Introduction
To understand the working of Bi-LSTM first, we need to understand the unit cell of LSTM and LSTM network. LSTM stands for long short-term memory. In 1977 Hochretier and Schmidhuber introduced LSTM networks. These are the most commonly used recurrent neural networks.
Need of LSTM
As we know that sequential data is better handled by recurrent neural networks, but sometimes it is also necessary to store the result of the previous data. For example, “I will play cricket” and “I can play cricket” are two different sentences with different meanings. As we can see, the meaning of the sentence depends on a single word so, it is necessary to store the data of previous words. But no such memory is available in simple RNN. To solve this problem, we need to study a term called LSTM.
Also Read, Resnet 50 Architecture
The Architecture of the LSTM Unit
The image below is the architecture of the LSTM unit.

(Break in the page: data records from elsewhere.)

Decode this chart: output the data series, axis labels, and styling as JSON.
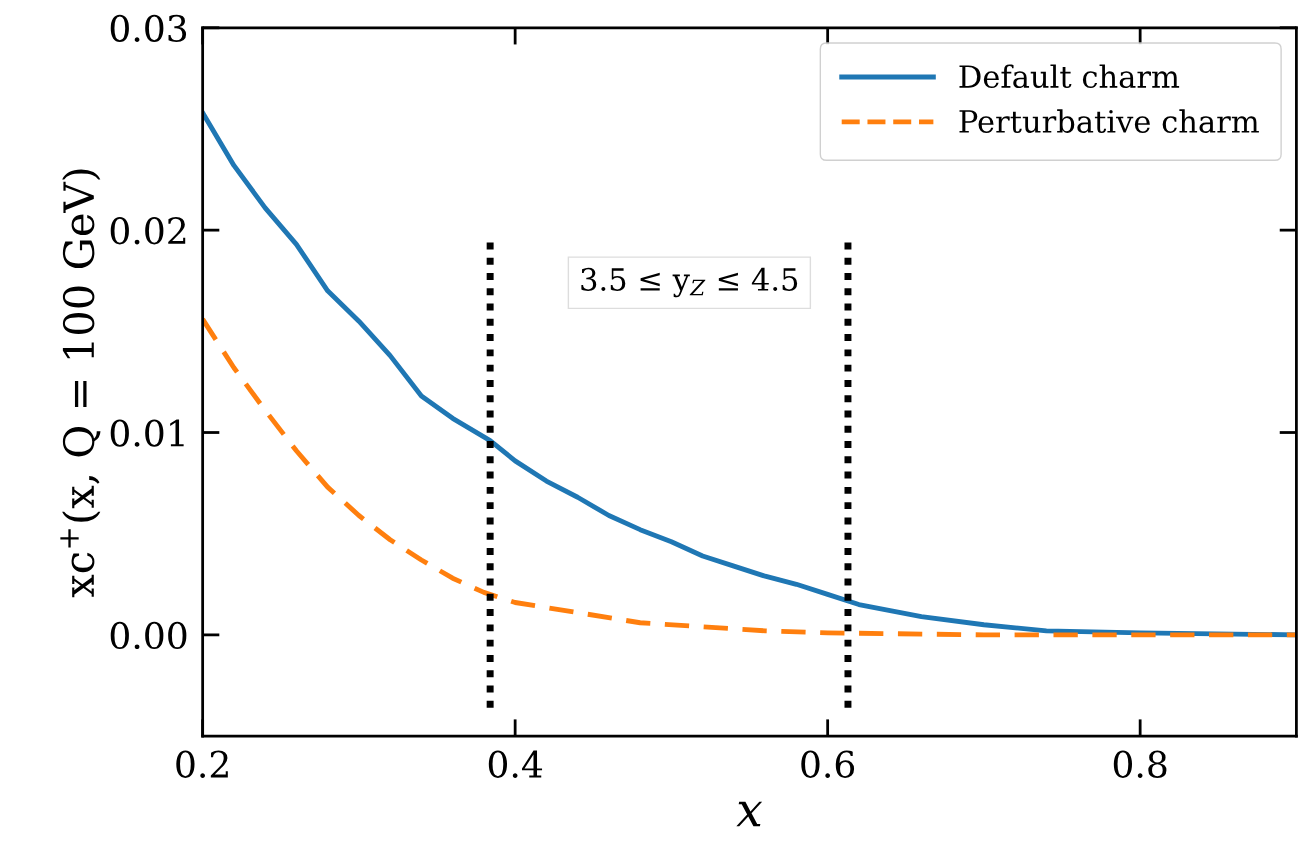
{
  "chart_data": {
    "type": "line",
    "xlabel": "x",
    "ylabel": "xc$^{+}$(x, Q = 100 GeV)",
    "xlim": [
      0.2,
      0.9
    ],
    "xticks": [
      0.2,
      0.4,
      0.6,
      0.8
    ],
    "ylim": [
      -0.005,
      0.03
    ],
    "yticks": [
      {
        "value": 0,
        "label": "0.00"
      },
      0.01,
      0.02,
      0.03
    ],
    "grid": false,
    "legend": "top right",
    "marker": "none",
    "series": [
      {
        "name": "Default charm",
        "color": "#1f77b4",
        "line_style": "solid",
        "x": [
          0.2,
          0.22,
          0.24,
          0.26,
          0.28,
          0.3,
          0.32,
          0.34,
          0.36,
          0.384,
          0.4,
          0.42,
          0.44,
          0.46,
          0.48,
          0.5,
          0.52,
          0.54,
          0.56,
          0.58,
          0.6,
          0.62,
          0.64,
          0.66,
          0.7,
          0.74,
          0.8,
          0.9
        ],
        "values": [
          0.0258,
          0.0232,
          0.0211,
          0.0193,
          0.017,
          0.0155,
          0.0138,
          0.0118,
          0.0107,
          0.0096,
          0.0086,
          0.0076,
          0.0068,
          0.0059,
          0.0052,
          0.0046,
          0.0039,
          0.0034,
          0.0029,
          0.0025,
          0.002,
          0.0015,
          0.0012,
          0.0009,
          0.0005,
          0.0002,
          0.0001,
          0.0
        ]
      },
      {
        "name": "Perturbative charm",
        "color": "#ff7f0e",
        "line_style": "dashed",
        "x": [
          0.2,
          0.22,
          0.24,
          0.26,
          0.28,
          0.3,
          0.32,
          0.34,
          0.36,
          0.38,
          0.4,
          0.44,
          0.48,
          0.52,
          0.56,
          0.6,
          0.7,
          0.9
        ],
        "values": [
          0.0156,
          0.0132,
          0.0111,
          0.0091,
          0.0073,
          0.0059,
          0.0047,
          0.0037,
          0.0028,
          0.0021,
          0.0016,
          0.0011,
          0.0006,
          0.0004,
          0.0002,
          0.0001,
          0.0,
          0.0
        ]
      }
    ],
    "ref_lines": [
      {
        "axis": "x",
        "value": 0.384,
        "color": "#000000",
        "line_style": "dotted"
      },
      {
        "axis": "x",
        "value": 0.613,
        "color": "#000000",
        "line_style": "dotted"
      }
    ],
    "annotations": [
      "3.5 ≤ y$_{Z}$ ≤ 4.5"
    ]
  }
}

The LSTM unit has three gates:
Input gate
First, the current state x(t) and previous hidden state h(t-1) are passed into the input gate, i.e., the second sigmoid function. The x(t) and h(t-1) values are transformed between 0 and 1, where 0 is important, and 1 is not important. Furthermore, the current and hidden state information will be passed through the tanh function. The output from the tanh function will range from -1 to 1, and it will help to regulate the network. The output values generated from the activation functions are ready for point-by-point multiplication.
Forget gate
The forget gate decides which information needs to be kept for further processing and which can be ignored. The hidden state h(t-1) and current input X(t) information are passed through the sigmoid function. After passing the values through the sigmoid function, it generates values between 0 and 1 that conclude whether the part of the previous output is necessary (by giving the output closer to 1).
Output gate
The output gate helps in deciding the value of the next hidden state. This state contains information on previous inputs. First, the current and previously hidden state values are passed into the third sigmoid function. Then the new cell state generated from the cell state is passed through the tanh function. Both these outputs are multiplied point-by-point. Based upon the final value, the network decides which information the hidden state should carry. This hidden state is used for prediction.
Finally, the new cell state and the new hidden state are carried over to the next step.
To conclude, the forget gate determines which relevant information from the prior steps is needed. The input gate decides what relevant information can be added from the current step, and the output gates finalize the next hidden state.